As such, as Mr Kang submitted, Mageswaran could be said to only have the knowledge that his actions were likely to kill Madam Lactmy, such that Mageswaran could only be jailed for up to 10 years by law. Mr Kang also took the position, in response to Justice Woo’s query, that even if Mageswaran was found to have an intention to kill, or hurt Madam Lactmy in a way that was likely to kill her, the jail term of 18 years should still be reduced, relying on various sentencing precedents for culpable homicide cases.
Chief Prosecutor Kow Keng Siong, on behalf of the Prosecution, urged the court to set down guidelines as to when life imprisonment is appropriate in culpable homicide cases. He also argued that in such cases where there is an intention to kill, the starting point of the enquiry should be life imprisonment. In this regard, the motive of the accused and the manner in which the killing was carried out, were also relevant factors in the enquiry.

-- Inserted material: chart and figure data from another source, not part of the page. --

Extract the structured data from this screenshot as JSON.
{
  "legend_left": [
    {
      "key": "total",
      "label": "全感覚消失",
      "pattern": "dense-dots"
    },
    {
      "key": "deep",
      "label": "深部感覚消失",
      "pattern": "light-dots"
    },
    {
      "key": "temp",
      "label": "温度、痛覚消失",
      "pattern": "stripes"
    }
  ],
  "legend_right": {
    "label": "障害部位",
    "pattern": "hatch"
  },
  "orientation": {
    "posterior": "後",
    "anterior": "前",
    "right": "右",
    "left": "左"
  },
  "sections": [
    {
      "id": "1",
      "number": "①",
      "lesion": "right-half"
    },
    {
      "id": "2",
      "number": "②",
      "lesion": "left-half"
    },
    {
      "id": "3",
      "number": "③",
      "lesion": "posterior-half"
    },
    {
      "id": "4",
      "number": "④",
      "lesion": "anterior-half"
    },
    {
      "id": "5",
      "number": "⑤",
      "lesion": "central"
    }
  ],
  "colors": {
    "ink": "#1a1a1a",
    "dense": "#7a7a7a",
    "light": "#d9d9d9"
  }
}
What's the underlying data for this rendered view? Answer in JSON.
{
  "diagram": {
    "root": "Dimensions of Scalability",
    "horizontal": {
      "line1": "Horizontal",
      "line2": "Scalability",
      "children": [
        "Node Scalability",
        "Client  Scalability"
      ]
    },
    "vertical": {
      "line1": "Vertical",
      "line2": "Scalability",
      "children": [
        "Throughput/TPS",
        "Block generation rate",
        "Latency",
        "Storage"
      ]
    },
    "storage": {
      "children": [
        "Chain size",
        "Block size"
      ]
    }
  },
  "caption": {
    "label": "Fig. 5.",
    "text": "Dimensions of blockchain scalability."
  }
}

Justice Chong and Justice Woo expressed their philosophical views that, if the Prosecution had intended Mageswaran to be jailed for life, they could have charged Mageswaran for murder without an intention to kill and sought life imprisonment from the court much easier, instead of trying to forcefully classify the present case as one of the worst culpable homicide cases that justified life imprisonment as a punishment. This is due to the fact that life imprisonment is the minimum punishment for such a charge of murder.
At the conclusion of the two-hour hearing, the judges took a few minutes’ break before returning, where Justice Prakash announced that the court would reserve judgment and give its decision at a later date.